The former in the Lebanese Ministry of Finance, Bifani said Monday that Lebanese bankers have smuggled nearly $6 billion out of the country since October despite financial regulations imposed to save the country from the worst financial crisis in 30 years, a former Ministry of Finance official revealed yesterday.
Alain Bifani, who resigned from his post of director-general of public finance two weeks ago, told the Financial Times that the banking sector data shows that $5.5-$6 billion had been “smuggled outside the country” by “bankers who would [not allow] every other depositor to take $100”.
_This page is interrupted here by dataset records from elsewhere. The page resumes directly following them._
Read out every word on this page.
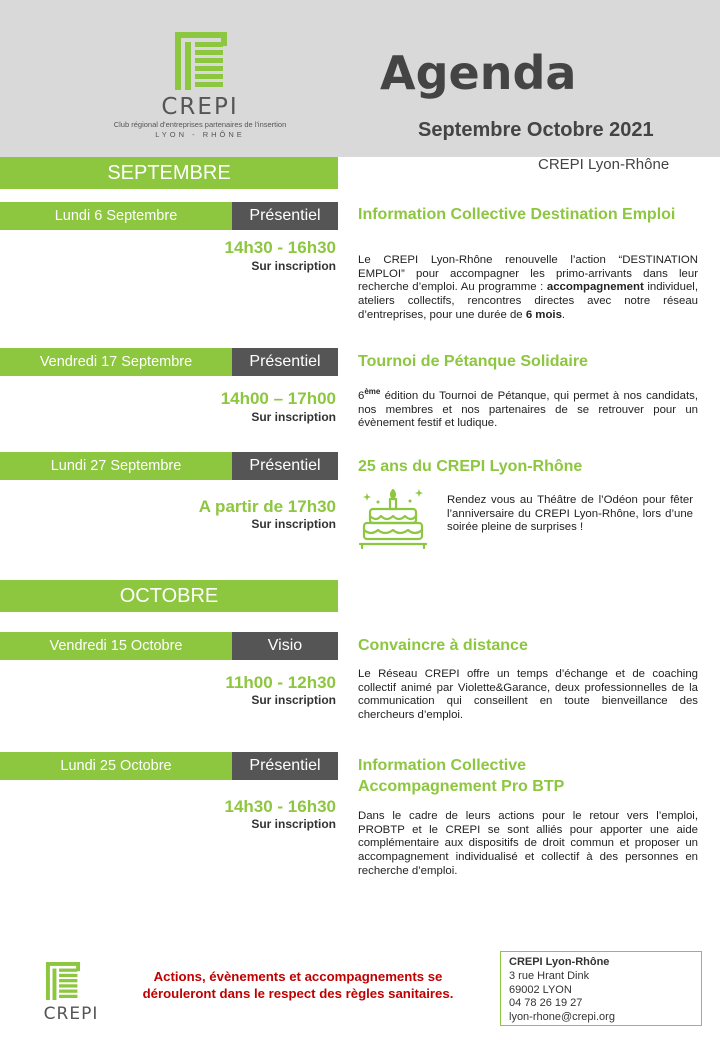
CREPI
Club régional d'entreprises partenaires de l'insertion
LYON - RHÔNE
Agenda
Septembre Octobre 2021
CREPI Lyon-Rhône
SEPTEMBRE
Lundi 6 Septembre	Présentiel
14h30 - 16h30
Sur inscription
Information Collective Destination Emploi
Le CREPI Lyon-Rhône renouvelle l’action “DESTINATION EMPLOI” pour accompagner les primo-arrivants dans leur recherche d’emploi. Au programme : accompagnement individuel, ateliers collectifs, rencontres directes avec notre réseau d’entreprises, pour une durée de 6 mois.
Vendredi 17 Septembre	Présentiel
14h00 – 17h00
Sur inscription
Tournoi de Pétanque Solidaire
6ème édition du Tournoi de Pétanque, qui permet à nos candidats, nos membres et nos partenaires de se retrouver pour un évènement festif et ludique.
Lundi 27 Septembre	Présentiel
A partir de 17h30
Sur inscription
25 ans du CREPI Lyon-Rhône
Rendez vous au Théâtre de l’Odéon pour fêter l’anniversaire du CREPI Lyon-Rhône, lors d’une soirée pleine de surprises !
OCTOBRE
Vendredi 15 Octobre	Visio
11h00 - 12h30
Sur inscription
Convaincre à distance
Le Réseau CREPI offre un temps d’échange et de coaching collectif animé par Violette&Garance, deux professionnelles de la communication qui conseillent en toute bienveillance des chercheurs d’emploi.
Lundi 25 Octobre	Présentiel
14h30 - 16h30
Sur inscription
Information Collective Accompagnement Pro BTP
Dans le cadre de leurs actions pour le retour vers l’emploi, PROBTP et le CREPI se sont alliés pour apporter une aide complémentaire aux dispositifs de droit commun et proposer un accompagnement individualisé et collectif à des personnes en recherche d’emploi.
CREPI
Actions, évènements et accompagnements se dérouleront dans le respect des règles sanitaires.
CREPI Lyon-Rhône
3 rue Hrant Dink
69002 LYON
04 78 26 19 27
lyon-rhone@crepi.org
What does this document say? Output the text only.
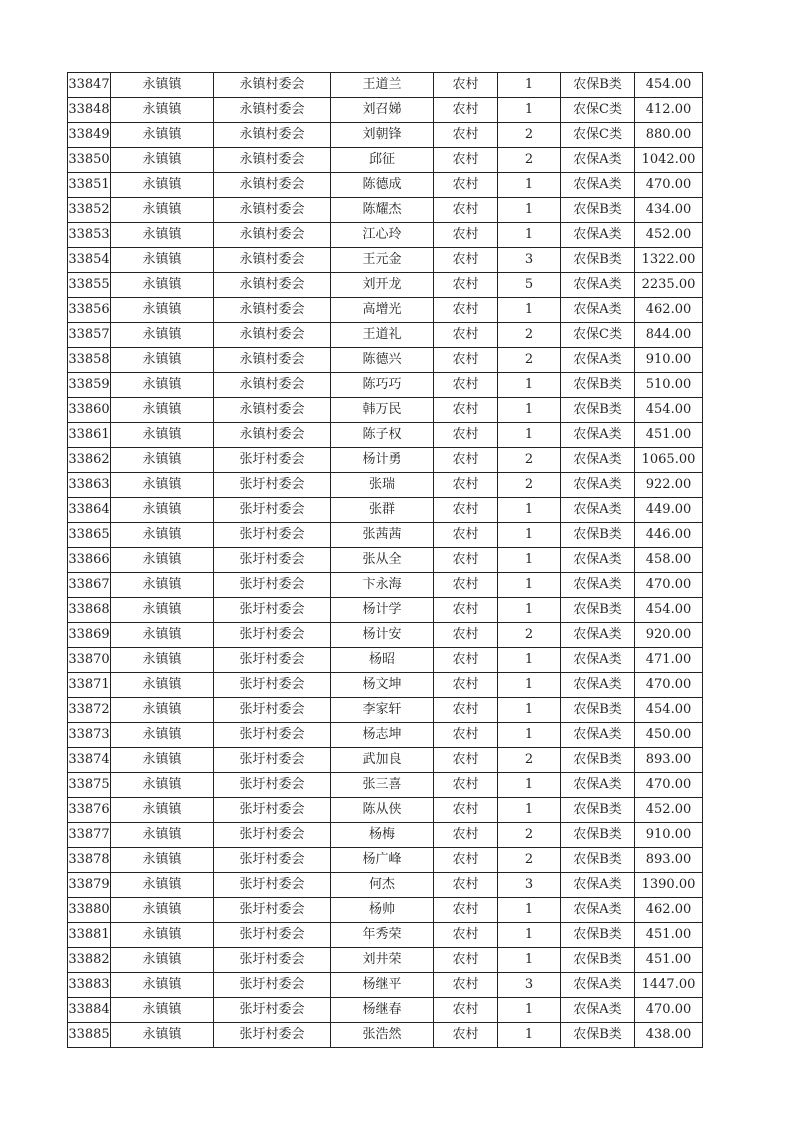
33847	永镇镇	永镇村委会	王道兰	农村	1	农保B类	454.00
33848	永镇镇	永镇村委会	刘召娣	农村	1	农保C类	412.00
33849	永镇镇	永镇村委会	刘朝锋	农村	2	农保C类	880.00
33850	永镇镇	永镇村委会	邱征	农村	2	农保A类	1042.00
33851	永镇镇	永镇村委会	陈德成	农村	1	农保A类	470.00
33852	永镇镇	永镇村委会	陈耀杰	农村	1	农保B类	434.00
33853	永镇镇	永镇村委会	江心玲	农村	1	农保A类	452.00
33854	永镇镇	永镇村委会	王元金	农村	3	农保B类	1322.00
33855	永镇镇	永镇村委会	刘开龙	农村	5	农保A类	2235.00
33856	永镇镇	永镇村委会	高增光	农村	1	农保A类	462.00
33857	永镇镇	永镇村委会	王道礼	农村	2	农保C类	844.00
33858	永镇镇	永镇村委会	陈德兴	农村	2	农保A类	910.00
33859	永镇镇	永镇村委会	陈巧巧	农村	1	农保B类	510.00
33860	永镇镇	永镇村委会	韩万民	农村	1	农保B类	454.00
33861	永镇镇	永镇村委会	陈子权	农村	1	农保A类	451.00
33862	永镇镇	张圩村委会	杨计勇	农村	2	农保A类	1065.00
33863	永镇镇	张圩村委会	张瑞	农村	2	农保A类	922.00
33864	永镇镇	张圩村委会	张群	农村	1	农保A类	449.00
33865	永镇镇	张圩村委会	张茜茜	农村	1	农保B类	446.00
33866	永镇镇	张圩村委会	张从全	农村	1	农保A类	458.00
33867	永镇镇	张圩村委会	卞永海	农村	1	农保A类	470.00
33868	永镇镇	张圩村委会	杨计学	农村	1	农保B类	454.00
33869	永镇镇	张圩村委会	杨计安	农村	2	农保A类	920.00
33870	永镇镇	张圩村委会	杨昭	农村	1	农保A类	471.00
33871	永镇镇	张圩村委会	杨文坤	农村	1	农保A类	470.00
33872	永镇镇	张圩村委会	李家轩	农村	1	农保B类	454.00
33873	永镇镇	张圩村委会	杨志坤	农村	1	农保A类	450.00
33874	永镇镇	张圩村委会	武加良	农村	2	农保B类	893.00
33875	永镇镇	张圩村委会	张三喜	农村	1	农保A类	470.00
33876	永镇镇	张圩村委会	陈从侠	农村	1	农保B类	452.00
33877	永镇镇	张圩村委会	杨梅	农村	2	农保B类	910.00
33878	永镇镇	张圩村委会	杨广峰	农村	2	农保B类	893.00
33879	永镇镇	张圩村委会	何杰	农村	3	农保A类	1390.00
33880	永镇镇	张圩村委会	杨帅	农村	1	农保A类	462.00
33881	永镇镇	张圩村委会	年秀荣	农村	1	农保B类	451.00
33882	永镇镇	张圩村委会	刘井荣	农村	1	农保B类	451.00
33883	永镇镇	张圩村委会	杨继平	农村	3	农保A类	1447.00
33884	永镇镇	张圩村委会	杨继春	农村	1	农保A类	470.00
33885	永镇镇	张圩村委会	张浩然	农村	1	农保B类	438.00
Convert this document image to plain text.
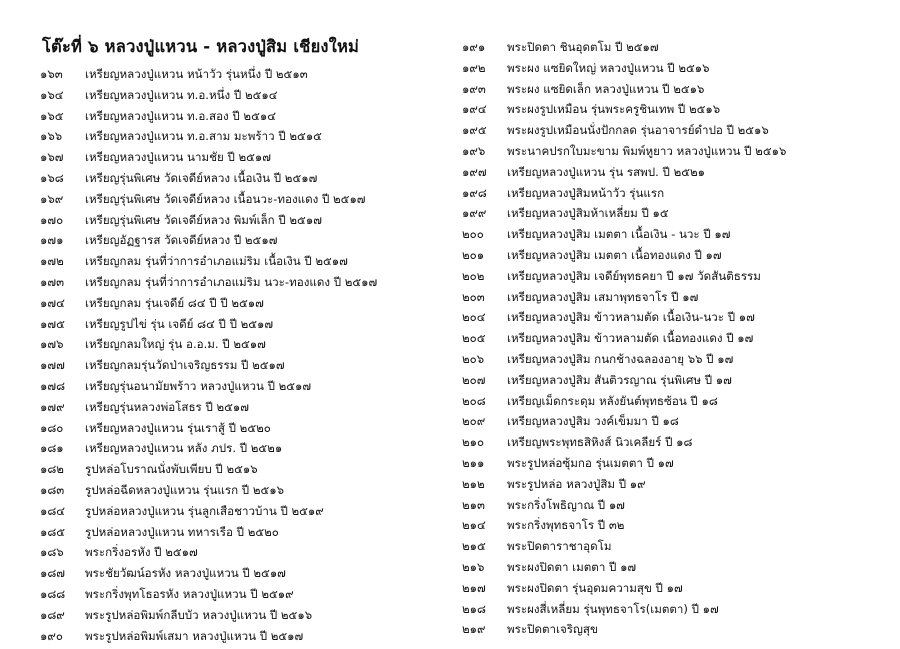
โต๊ะที่ ๖ หลวงปู่แหวน - หลวงปู่สิม เชียงใหม่
๑๖๓	เหรียญหลวงปู่แหวน หน้าวัว รุ่นหนึ่ง ปี ๒๕๑๓
๑๖๔	เหรียญหลวงปู่แหวน ท.อ.หนึ่ง ปี ๒๕๑๔
๑๖๕	เหรียญหลวงปู่แหวน ท.อ.สอง ปี ๒๕๑๔
๑๖๖	เหรียญหลวงปู่แหวน ท.อ.สาม มะพร้าว ปี ๒๕๑๕
๑๖๗	เหรียญหลวงปู่แหวน นามชัย ปี ๒๕๑๗
๑๖๘	เหรียญรุ่นพิเศษ วัดเจดีย์หลวง เนื้อเงิน ปี ๒๕๑๗
๑๖๙	เหรียญรุ่นพิเศษ วัดเจดีย์หลวง เนื้อนวะ-ทองแดง ปี ๒๕๑๗
๑๗๐	เหรียญรุ่นพิเศษ วัดเจดีย์หลวง พิมพ์เล็ก ปี ๒๕๑๗
๑๗๑	เหรียญอัฏฐารส วัดเจดีย์หลวง ปี ๒๕๑๗
๑๗๒	เหรียญกลม รุ่นที่ว่าการอำเภอแม่ริม เนื้อเงิน ปี ๒๕๑๗
๑๗๓	เหรียญกลม รุ่นที่ว่าการอำเภอแม่ริม นวะ-ทองแดง ปี ๒๕๑๗
๑๗๔	เหรียญกลม รุ่นเจดีย์ ๘๔ ปี ปี ๒๕๑๗
๑๗๕	เหรียญรูปไข่ รุ่น เจดีย์ ๘๔ ปี ปี ๒๕๑๗
๑๗๖	เหรียญกลมใหญ่ รุ่น อ.อ.ม. ปี ๒๕๑๗
๑๗๗	เหรียญกลมรุ่นวัดป่าเจริญธรรม ปี ๒๕๑๗
๑๗๘	เหรียญรุ่นอนามัยพร้าว หลวงปู่แหวน ปี ๒๕๑๗
๑๗๙	เหรียญรุ่นหลวงพ่อโสธร ปี ๒๕๑๗
๑๘๐	เหรียญหลวงปู่แหวน รุ่นเราสู้ ปี ๒๕๒๐
๑๘๑	เหรียญหลวงปู่แหวน หลัง ภปร. ปี ๒๕๒๑
๑๘๒	รูปหล่อโบราณนั่งพับเพียบ ปี ๒๕๑๖
๑๘๓	รูปหล่อฉีดหลวงปู่แหวน รุ่นแรก ปี ๒๕๑๖
๑๘๔	รูปหล่อหลวงปู่แหวน รุ่นลูกเสือชาวบ้าน ปี ๒๕๑๙
๑๘๕	รูปหล่อหลวงปู่แหวน ทหารเรือ ปี ๒๕๒๐
๑๘๖	พระกริ่งอรหัง ปี ๒๕๑๗
๑๘๗	พระชัยวัฒน์อรหัง หลวงปู่แหวน ปี ๒๕๑๗
๑๘๘	พระกริ่งพุทโธอรหัง หลวงปู่แหวน ปี ๒๕๑๙
๑๘๙	พระรูปหล่อพิมพ์กลีบบัว หลวงปู่แหวน ปี ๒๕๑๖
๑๙๐	พระรูปหล่อพิมพ์เสมา หลวงปู่แหวน ปี ๒๕๑๗
๑๙๑	พระปิดตา ชินอุดตโม ปี ๒๕๑๗
๑๙๒	พระผง แซยิดใหญ่ หลวงปู่แหวน ปี ๒๕๑๖
๑๙๓	พระผง แซยิดเล็ก หลวงปู่แหวน ปี ๒๕๑๖
๑๙๔	พระผงรูปเหมือน รุ่นพระครูชินเทพ ปี ๒๕๑๖
๑๙๕	พระผงรูปเหมือนนั่งปักกลด รุ่นอาจารย์ดำปอ ปี ๒๕๑๖
๑๙๖	พระนาคปรกใบมะขาม พิมพ์หูยาว หลวงปู่แหวน ปี ๒๕๑๖
๑๙๗	เหรียญหลวงปู่แหวน รุ่น รสพป. ปี ๒๕๒๑
๑๙๘	เหรียญหลวงปู่สิมหน้าวัว รุ่นแรก
๑๙๙	เหรียญหลวงปู่สิมห้าเหลี่ยม ปี ๑๕
๒๐๐	เหรียญหลวงปู่สิม เมตตา เนื้อเงิน - นวะ ปี ๑๗
๒๐๑	เหรียญหลวงปู่สิม เมตตา เนื้อทองแดง ปี ๑๗
๒๐๒	เหรียญหลวงปู่สิม เจดีย์พุทธคยา ปี ๑๗ วัดสันติธรรม
๒๐๓	เหรียญหลวงปู่สิม เสมาพุทธจาโร ปี ๑๗
๒๐๔	เหรียญหลวงปู่สิม ข้าวหลามตัด เนื้อเงิน-นวะ ปี ๑๗
๒๐๕	เหรียญหลวงปู่สิม ข้าวหลามตัด เนื้อทองแดง ปี ๑๗
๒๐๖	เหรียญหลวงปู่สิม กนกช้างฉลองอายุ ๖๖ ปี ๑๗
๒๐๗	เหรียญหลวงปู่สิม สันติวรญาณ รุ่นพิเศษ ปี ๑๗
๒๐๘	เหรียญเม็ดกระดุม หลังยันต์พุทธซ้อน ปี ๑๘
๒๐๙	เหรียญหลวงปู่สิม วงค์เข็มมา ปี ๑๘
๒๑๐	เหรียญพระพุทธสิหิงส์ นิวเคลียร์ ปี ๑๘
๒๑๑	พระรูปหล่อซุ้มกอ รุ่นเมตตา ปี ๑๗
๒๑๒	พระรูปหล่อ หลวงปู่สิม ปี ๑๙
๒๑๓	พระกริ่งโพธิญาณ ปี ๑๗
๒๑๔	พระกริ่งพุทธจาโร ปี ๓๒
๒๑๕	พระปิดตาราชาอุดโม
๒๑๖	พระผงปิดตา เมตตา ปี ๑๗
๒๑๗	พระผงปิดตา รุ่นอุดมความสุข ปี ๑๗
๒๑๘	พระผงสี่เหลี่ยม รุ่นพุทธจาโร(เมตตา) ปี ๑๗
๒๑๙	พระปิดตาเจริญสุข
Bifani accused Lebanese politicians and bankers of trying to “benefit from the system without incurring the slightest loss” while making the ordinary Lebanese pay the heavy price.
Lebanon’s currency, the lira, has lost more than 80 per cent of its value since anti-government protests started in October. Although officially pegged at 1,507.5 to $1, the lira is currently trading around 9,000 to $1 on the black market. Nevertheless, dollars, though highly sought after, are increasingly scarce.
The dearth of dollars, compounded by the rapid devaluation of the currency and informal banking restrictions, which limit the amounts depositors can withdraw on a weekly basis and ban most international transfers, have left citizens struggling to make ends meet, with the coronavirus further exacerbating the situation.